You would think one way to stop someone from opening a door on a plane flying over the Pacific would be to whack him in the head with a wine bottle.

But when this crazed passenger tried to open the door on the airplane mid-flight, the crew found that wine bottles and their fists were not going to stop him.

The flight attendants found out that to subdue an unruly passenger, the only thing that worked was more passengers and zip-ties.

The Washington Post reports:

Armed with fists and an unexplained determination, a man attacked Delta Air Lines crew and passengers Thursday as he tried to pry open an exit door midair, according to the FBI.

Joseph Hudek IV was eventually subdued by multiple people on the Seattle-to-Beijing flight — in a melee where bottles of wine became weapons.

He and more than 200 other people were on board when the plane took off about 5 p.m. from Seattle-Tacoma International Airport.

Nothing about his background, as described in an FBI affidavit, seemed extraordinary: He was 23, flying on a dependent pass, which an airline spokesman told the Seattle Times are sometimes issued to relatives of Delta employees.

Hudek had ordered a single beer before takeoff, and appeared sober, according to the FBI.

The Boeing 767 had been flying about an hour — crossing over Vancouver Island — when Hudek rose from his first-class seat and walked into the bathroom.

He was inside about two minutes, according to the affidavit. Then he “lunged toward the forward right exit door of the aircraft, grabbed the handle” and tried to pull it open.

Two flight attendants immediately tried to stop Hudek, wrote an FBI agent who later interviewed people on the plane. They called for help when he pushed them away and kept trying to force the lever that held the door in place, the agent wrote.

Dustin Jones, seated just behind the first-class curtains, told KIRO-TV that a flight attendant ran toward the back of the plane and announced: “Code 3.”

A flight attendant asked passengers for help and called the pilot, according to the FBI agent’s affidavit. The pilot reported the emergency and swung the plane back toward Seattle.

At this point the flight crew was alerted that there was a serious fight in the first-class galley.  The attacker had moved the latch halfway to opening it, and then passengers started jumping into the melee…

A man got out of his seat to help. Witnesses would tell the FBI that Hudek punched him in the face repeatedly and hit him with a bottle of red wine, of which several were lying around.

Having fought off the initial resistance, the FBI agent wrote, Hudek went back to the door and kept working on the lever.

By now, other passengers were scared. Hudek had raised the lever halfway up, according to the affidavit. Flight crew members would later tell the FBI agent that had the plane been flying at a lower altitude, the door could have opened.

A flight attendant picked up a wine bottle, then a second one, and smashed them each over Hudek’s head, according to the FBI.

“Hudek did not seem impacted by the breaking of a full liter red wine bottle over his head,” the FBI agent wrote, “and instead shouted ‘Do you know who I am?’ or something to that extent.”

He kept fighting, according to the affidavit: breaking from a passenger’s headlock and struggling even after multiple passengers had joined the fray.

But he was outnumbered and eventually subdued — held down in the galley, zip-ties fastened around his limbs while a flight attendant told a passenger to return the lever to its proper place.

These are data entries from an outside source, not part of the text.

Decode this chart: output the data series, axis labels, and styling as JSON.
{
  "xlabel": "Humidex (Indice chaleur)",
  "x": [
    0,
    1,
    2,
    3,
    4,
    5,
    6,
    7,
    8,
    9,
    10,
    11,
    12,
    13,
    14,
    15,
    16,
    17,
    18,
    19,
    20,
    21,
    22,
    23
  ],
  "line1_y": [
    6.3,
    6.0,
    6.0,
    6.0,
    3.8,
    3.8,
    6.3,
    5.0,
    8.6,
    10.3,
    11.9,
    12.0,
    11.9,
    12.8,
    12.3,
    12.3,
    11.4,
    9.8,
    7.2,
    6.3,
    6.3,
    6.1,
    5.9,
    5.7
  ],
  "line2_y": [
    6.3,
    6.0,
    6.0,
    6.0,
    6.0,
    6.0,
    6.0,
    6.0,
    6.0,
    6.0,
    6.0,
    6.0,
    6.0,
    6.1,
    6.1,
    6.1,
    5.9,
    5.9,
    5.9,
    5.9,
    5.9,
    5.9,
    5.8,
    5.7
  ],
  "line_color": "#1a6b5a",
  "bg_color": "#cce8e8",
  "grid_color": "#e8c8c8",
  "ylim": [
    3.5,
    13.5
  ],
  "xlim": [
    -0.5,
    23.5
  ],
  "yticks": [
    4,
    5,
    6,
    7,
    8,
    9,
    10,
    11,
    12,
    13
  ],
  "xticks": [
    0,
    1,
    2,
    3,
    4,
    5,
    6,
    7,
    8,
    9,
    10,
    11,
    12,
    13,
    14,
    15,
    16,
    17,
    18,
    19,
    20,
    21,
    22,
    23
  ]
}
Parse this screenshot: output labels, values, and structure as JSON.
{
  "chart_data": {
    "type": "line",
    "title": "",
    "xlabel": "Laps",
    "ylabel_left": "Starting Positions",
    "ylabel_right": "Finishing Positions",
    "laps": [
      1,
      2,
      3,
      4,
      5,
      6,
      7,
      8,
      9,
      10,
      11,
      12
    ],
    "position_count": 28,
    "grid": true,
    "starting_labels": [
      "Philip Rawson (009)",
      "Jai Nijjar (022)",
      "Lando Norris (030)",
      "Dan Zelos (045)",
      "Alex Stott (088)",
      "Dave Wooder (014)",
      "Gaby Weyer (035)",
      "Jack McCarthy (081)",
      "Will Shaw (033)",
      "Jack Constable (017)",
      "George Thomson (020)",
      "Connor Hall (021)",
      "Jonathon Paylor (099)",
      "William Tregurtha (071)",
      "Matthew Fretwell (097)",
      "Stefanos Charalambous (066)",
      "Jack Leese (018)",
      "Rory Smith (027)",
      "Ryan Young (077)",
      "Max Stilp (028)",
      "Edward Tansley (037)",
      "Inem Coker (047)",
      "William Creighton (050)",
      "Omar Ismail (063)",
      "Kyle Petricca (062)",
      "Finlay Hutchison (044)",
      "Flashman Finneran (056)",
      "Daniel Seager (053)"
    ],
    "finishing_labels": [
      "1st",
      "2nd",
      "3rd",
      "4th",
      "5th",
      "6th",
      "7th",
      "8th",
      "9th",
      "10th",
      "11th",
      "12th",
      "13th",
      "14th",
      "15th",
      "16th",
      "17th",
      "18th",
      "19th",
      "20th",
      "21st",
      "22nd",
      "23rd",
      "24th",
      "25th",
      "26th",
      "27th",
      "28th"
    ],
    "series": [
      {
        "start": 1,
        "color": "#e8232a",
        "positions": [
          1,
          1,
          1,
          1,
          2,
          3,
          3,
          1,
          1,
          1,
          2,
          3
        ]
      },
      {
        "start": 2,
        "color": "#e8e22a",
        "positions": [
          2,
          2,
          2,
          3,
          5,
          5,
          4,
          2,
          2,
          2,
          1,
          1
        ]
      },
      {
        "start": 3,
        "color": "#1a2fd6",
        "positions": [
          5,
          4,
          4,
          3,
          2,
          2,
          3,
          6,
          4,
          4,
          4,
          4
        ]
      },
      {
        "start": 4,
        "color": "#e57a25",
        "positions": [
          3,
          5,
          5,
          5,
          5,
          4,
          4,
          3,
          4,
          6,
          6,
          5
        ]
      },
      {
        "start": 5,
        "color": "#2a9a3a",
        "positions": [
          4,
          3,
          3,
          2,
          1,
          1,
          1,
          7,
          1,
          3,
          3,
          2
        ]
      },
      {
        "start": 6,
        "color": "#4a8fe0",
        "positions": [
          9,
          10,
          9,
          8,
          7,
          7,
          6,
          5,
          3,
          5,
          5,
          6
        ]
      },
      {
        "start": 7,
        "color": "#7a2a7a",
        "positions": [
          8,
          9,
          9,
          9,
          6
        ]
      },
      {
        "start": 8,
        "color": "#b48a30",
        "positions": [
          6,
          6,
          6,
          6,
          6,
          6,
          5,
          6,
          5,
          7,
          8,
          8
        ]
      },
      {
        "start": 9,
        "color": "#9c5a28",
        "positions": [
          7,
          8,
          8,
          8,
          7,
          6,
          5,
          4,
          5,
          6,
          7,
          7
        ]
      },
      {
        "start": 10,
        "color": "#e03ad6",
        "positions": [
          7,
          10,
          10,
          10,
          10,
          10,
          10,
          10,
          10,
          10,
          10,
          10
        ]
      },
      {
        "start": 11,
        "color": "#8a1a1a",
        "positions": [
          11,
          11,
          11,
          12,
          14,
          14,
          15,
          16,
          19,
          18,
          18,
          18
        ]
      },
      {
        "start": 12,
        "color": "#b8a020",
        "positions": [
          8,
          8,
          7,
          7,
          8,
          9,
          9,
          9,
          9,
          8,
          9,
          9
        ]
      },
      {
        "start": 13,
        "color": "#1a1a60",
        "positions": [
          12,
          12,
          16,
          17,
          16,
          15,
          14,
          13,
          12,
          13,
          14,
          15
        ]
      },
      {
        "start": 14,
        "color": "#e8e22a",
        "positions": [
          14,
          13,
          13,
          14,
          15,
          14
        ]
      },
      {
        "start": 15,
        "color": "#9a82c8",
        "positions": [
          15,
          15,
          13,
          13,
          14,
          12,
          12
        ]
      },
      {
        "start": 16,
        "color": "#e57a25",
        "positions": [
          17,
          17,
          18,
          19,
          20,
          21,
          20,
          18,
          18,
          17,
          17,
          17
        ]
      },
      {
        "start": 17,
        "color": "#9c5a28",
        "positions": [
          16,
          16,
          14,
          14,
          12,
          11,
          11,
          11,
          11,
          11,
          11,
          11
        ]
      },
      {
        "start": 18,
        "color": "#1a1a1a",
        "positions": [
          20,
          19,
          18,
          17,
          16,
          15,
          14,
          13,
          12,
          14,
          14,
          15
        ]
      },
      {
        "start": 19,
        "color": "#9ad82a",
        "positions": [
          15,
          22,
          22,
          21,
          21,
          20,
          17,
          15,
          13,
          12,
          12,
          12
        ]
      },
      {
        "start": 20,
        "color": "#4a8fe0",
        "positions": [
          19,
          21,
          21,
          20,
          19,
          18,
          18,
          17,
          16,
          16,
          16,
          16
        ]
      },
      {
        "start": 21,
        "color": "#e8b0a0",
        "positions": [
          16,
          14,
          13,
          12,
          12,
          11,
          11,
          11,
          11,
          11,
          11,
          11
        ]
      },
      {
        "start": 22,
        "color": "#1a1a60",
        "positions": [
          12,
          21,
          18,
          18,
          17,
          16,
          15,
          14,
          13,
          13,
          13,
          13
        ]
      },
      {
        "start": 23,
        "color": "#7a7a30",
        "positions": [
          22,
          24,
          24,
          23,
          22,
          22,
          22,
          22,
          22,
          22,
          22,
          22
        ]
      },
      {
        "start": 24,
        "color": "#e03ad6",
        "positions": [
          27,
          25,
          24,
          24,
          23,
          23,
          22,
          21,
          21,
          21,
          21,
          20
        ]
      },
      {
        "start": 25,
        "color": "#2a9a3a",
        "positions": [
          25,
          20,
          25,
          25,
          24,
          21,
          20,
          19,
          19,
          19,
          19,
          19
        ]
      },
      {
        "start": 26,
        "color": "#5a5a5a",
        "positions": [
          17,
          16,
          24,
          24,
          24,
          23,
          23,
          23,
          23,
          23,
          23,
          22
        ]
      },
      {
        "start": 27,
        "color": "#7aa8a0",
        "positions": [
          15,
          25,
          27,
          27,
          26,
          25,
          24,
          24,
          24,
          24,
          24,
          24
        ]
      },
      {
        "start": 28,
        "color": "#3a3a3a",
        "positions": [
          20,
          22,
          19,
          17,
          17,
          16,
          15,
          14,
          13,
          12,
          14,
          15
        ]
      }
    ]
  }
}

The U.S. Attorney’s Office charged Hudek with interfering with a flight crew and released a photo of the galley taken after the plane landed back at the Seattle airport. It looked like a trashed hotel room: dishes and smashed food strewn beneath an exit sign, the door and carpet sprayed with red wine, or worse.

In a brief statement, Delta confirmed a mid-flight “security incident” but provided no details. A flight attendant and the first passenger who tried to restrain Hudek were both taken to a hospital with “severe facial injuries,” according to the affidavit.

Hudek was charged with “interference with a flight crew” on July 7th, which is punishable by 20 years in prison.

Once again, the airlines and TSA found out that the only way to maintain a safe airline is to have passengers willing to take a stand against a dangerous threat.